Years of Towers and Lolly
Under Asquith's and then John Simon's Liberal governments of the 1910s and 1920s, Britain staggered out from the post-war recession and became a rich country. Nominally. While the cities boomed and became glittering edifices of the Jazz Age, with tall fluting super-towers and mass consumption, there was very high inequality. The Liberals did nothing to combat the highly unionised countryside, where membership rarely fell below 50% and could be as high as 90% in the Country Party heartlands. Red Lincolnshire was particularly notorious, as a den of quasi-Marxists.

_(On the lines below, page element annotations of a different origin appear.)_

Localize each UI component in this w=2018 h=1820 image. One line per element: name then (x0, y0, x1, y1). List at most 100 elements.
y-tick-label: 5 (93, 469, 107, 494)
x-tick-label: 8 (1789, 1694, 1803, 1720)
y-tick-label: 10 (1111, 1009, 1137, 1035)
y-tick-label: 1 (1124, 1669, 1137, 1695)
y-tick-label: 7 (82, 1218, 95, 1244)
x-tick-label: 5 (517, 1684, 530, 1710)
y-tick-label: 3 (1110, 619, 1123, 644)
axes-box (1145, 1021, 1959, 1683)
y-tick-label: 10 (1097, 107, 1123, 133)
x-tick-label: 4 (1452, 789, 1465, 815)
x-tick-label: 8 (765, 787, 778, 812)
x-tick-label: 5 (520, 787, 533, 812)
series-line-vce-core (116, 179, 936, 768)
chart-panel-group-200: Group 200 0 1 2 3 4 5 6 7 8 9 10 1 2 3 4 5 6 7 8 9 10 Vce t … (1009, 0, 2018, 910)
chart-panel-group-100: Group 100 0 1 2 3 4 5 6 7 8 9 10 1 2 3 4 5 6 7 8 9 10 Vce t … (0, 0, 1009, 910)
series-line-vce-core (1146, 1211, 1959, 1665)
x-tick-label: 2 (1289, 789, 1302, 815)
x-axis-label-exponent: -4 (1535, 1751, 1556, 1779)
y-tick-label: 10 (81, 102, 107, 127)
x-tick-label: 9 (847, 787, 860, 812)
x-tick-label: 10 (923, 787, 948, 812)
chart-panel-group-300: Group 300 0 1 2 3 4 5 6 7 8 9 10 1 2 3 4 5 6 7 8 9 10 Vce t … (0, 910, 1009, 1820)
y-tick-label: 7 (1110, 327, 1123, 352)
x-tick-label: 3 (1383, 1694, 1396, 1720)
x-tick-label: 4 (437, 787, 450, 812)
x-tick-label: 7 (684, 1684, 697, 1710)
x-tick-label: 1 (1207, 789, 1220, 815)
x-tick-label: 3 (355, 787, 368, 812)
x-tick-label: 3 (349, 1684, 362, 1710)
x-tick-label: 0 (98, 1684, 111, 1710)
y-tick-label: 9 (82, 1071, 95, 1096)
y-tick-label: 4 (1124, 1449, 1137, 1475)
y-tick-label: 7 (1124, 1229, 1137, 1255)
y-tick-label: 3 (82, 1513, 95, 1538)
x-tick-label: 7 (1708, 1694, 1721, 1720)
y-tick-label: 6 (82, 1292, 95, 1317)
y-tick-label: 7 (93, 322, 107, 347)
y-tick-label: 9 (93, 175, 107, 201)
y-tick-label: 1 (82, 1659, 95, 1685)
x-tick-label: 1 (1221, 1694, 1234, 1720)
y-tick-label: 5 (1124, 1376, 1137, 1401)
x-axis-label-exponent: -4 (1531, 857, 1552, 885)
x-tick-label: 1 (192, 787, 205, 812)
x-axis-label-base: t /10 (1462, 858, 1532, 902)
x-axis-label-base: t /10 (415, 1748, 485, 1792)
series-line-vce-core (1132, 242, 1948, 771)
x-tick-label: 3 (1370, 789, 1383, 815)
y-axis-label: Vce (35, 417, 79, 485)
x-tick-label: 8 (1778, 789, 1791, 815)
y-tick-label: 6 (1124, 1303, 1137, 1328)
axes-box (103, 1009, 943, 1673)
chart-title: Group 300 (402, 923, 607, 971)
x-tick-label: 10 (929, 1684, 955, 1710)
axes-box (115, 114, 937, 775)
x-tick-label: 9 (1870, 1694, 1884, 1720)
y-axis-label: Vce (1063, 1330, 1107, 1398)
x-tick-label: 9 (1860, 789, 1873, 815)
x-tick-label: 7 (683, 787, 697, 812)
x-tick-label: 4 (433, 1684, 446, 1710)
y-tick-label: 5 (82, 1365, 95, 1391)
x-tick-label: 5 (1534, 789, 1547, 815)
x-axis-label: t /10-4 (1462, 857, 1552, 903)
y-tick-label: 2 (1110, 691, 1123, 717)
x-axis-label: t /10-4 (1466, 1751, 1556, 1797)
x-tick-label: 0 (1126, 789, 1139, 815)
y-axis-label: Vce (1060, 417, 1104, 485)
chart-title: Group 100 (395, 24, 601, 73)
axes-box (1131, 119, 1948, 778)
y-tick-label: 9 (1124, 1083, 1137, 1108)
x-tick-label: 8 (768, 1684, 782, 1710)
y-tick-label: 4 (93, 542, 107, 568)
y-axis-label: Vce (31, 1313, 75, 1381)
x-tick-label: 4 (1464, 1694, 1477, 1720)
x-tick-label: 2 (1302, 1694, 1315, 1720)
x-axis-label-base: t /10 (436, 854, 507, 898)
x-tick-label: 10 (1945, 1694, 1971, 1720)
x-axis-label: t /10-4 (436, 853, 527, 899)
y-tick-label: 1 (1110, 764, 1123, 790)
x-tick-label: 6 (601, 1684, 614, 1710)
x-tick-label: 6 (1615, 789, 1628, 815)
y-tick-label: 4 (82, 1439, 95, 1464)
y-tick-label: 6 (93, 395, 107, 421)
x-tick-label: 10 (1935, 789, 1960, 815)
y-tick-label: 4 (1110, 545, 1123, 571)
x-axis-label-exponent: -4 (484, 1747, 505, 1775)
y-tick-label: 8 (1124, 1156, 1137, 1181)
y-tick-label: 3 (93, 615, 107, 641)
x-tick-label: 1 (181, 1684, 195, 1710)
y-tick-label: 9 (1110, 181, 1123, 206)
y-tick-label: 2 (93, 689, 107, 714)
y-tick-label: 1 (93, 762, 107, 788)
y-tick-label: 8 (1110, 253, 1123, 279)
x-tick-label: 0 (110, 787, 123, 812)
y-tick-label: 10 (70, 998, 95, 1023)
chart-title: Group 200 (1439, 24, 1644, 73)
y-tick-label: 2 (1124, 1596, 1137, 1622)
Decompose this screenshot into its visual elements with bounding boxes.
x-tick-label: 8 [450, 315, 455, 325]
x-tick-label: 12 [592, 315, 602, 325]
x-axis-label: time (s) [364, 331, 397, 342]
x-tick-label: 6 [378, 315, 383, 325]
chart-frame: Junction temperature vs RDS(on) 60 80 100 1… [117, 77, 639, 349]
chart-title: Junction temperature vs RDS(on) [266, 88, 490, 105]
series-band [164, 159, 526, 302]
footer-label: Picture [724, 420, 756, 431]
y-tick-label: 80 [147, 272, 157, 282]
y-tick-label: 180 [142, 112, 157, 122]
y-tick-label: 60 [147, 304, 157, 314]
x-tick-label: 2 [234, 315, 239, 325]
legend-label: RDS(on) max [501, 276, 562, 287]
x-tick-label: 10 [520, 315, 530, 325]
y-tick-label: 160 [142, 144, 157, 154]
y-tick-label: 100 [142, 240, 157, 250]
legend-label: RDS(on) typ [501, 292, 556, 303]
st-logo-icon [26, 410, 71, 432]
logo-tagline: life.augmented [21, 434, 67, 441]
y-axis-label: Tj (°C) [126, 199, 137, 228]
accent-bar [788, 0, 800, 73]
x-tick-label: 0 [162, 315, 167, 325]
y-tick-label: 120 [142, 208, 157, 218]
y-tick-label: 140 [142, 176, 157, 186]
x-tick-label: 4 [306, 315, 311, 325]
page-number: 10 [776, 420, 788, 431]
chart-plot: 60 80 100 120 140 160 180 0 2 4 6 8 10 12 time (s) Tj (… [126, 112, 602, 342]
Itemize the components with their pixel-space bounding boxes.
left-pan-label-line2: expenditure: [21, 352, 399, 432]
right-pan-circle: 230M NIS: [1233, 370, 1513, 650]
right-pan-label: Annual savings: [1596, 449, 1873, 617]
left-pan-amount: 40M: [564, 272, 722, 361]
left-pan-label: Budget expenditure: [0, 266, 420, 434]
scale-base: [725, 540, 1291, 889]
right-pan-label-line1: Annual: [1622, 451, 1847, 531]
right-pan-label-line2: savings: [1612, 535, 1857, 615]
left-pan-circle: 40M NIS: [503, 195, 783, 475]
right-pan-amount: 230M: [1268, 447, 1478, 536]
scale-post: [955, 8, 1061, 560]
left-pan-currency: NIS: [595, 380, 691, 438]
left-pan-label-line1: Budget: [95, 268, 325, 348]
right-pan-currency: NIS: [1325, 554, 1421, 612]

The post-war global order was volatile. China was divided into British, German and Japanese sphere of influence with concessions to other countries like the United States, Belgium, the Netherlands, etc. while the interior remained dominated by warlords. A shaky republic nominally ruled the whole country. Japan had conquered French bits and bobs in East Asia and the Pacific and had bitten off a good section of Pacific Russia during its civil war from which a rather authoritarian republic had emerged. Europe was dominated by Germany, via her direct vassals in the Baltic and her puppetisation of Austria-Hungary and the Balkan states, while the extended a more informal economic sphere over the Latin countries. Germany and Italy had both expanded their empires in Africa at French expense, and in the Middle East, a tired Ottoman Empire lives on, an Anglo-German (tm) production. The Americas are dominated by the ol' US of A, but business remains very much America's business. Neither the US or Germany was interested in founding a League of Nations, and a kind of global Congress system dominated the 20s, with Britain, Germany, Japan and the United States forming the principle powers of the world.
The Liberals didn't do away with the Imperial Tariff system but instead used it to fund tax reductions and lower the national debt. Sensible decisions which led to an economic boom. The infrastructure investment of the Churchill years allowed Britain to take full advantage of the Second Industrial Revolution and while she continued to lag behind the US and Germany economically, she was a heavy global hitter in her own right. The Liberals also withdrew much of their involvement in private business (outside the rural co-operatives, which competed with one another in their own way). Expanding businesses often played the stock market to increase their value, and high growth seemed to deliver returns as credit expanded.
Some consider the 1910s and 20s a Golden Age of culture, and point to the music, art and architecture of the age. While these were all valuable, and there is no doubt the time is legendary for producing the sexual permissive attitudes which contrasted sharply with the buttoned up Victorian Age. Sexual and racial discrimination came under a scrutinising eye as non-white people became more visible in every day society. One of the consequences of Churchill's Elysian Fields was that many cities suffered a labour shortage, and men and women from the colonies of Africa, Asia and the Caribbean came to the semi-mythical motherland to answer the call for workers.
But at the same time, the cities became very stratified socially and racially. The glamourous individuals of the age were the minority and while the middle classes also enjoyed great opulence and unemployment was low, the very rich were those who gained most, and the urban workers clashed considerably with their non-white counterparts who were often employed for a much lower wage by bosses who could get away with it. The union movement in the cities weakened as solidarity broke down, and the ability of bosses to call on workers from overseas gave them the ability to bypass strikes and carry on work.
The first sign of weakness in the booming economy of Britain was the sudden revelation of how much the big cities relied on the pit villages. These small colliery communities had been socialised alongside the farming unions, and had taken a while longer than the farming unions to affiliate to the Country Party due to their inherent distrust of the old Conservative party. Coal prices had become depressed due to the influx of French and Russian coal as reparations, and these communities had gotten the short end of the stick. While the Russians had mostly recovered, and reparations now came in the form of cash, the price of coal had remained artificially low.
The coal-miner's strike began in 1925, and was followed by the Farmer's Strike in solidarity. The farmers of the shires refused to bus their food into the cities. A chilling mirror image of the French blockade of Britain took place. Within weeks, the price of coal was readjusted to a higher price. The Liberal government had taken a thrashing, and the coal-miners now swung behind the Country Party. The economy of the shires was developing a service sector of its own, with many small farmers diversifying their business and new co-operatives being set up to deal with other services.
The killer blow came in 1928 when the German stock market crashed and all economic dominance over Europe came down. The French Kingdom collapsed into a new republic, Austria-Hungary finally disintegrated. The ripple effects spread out across the world, plunging the world into a repeat of the economic trials and tribulations of the Long Depression.
A deflating economy was bad for the commodity producers as the value of money rose and the value of their product fell. Simon's government tried to fill the gap with some kind of state interventionism. It was too little too late. In 1930, they fell below a majority and a vote of confidence brought in a general election. The almost two decades of dominance by the Liberals was at an end. The Blue Primrose was to have its turn, under a radical new leader, a synthesis of the kind of men the Country Party was born from and the ideals of the voters of the co-operatives. The man they called the Red Bull.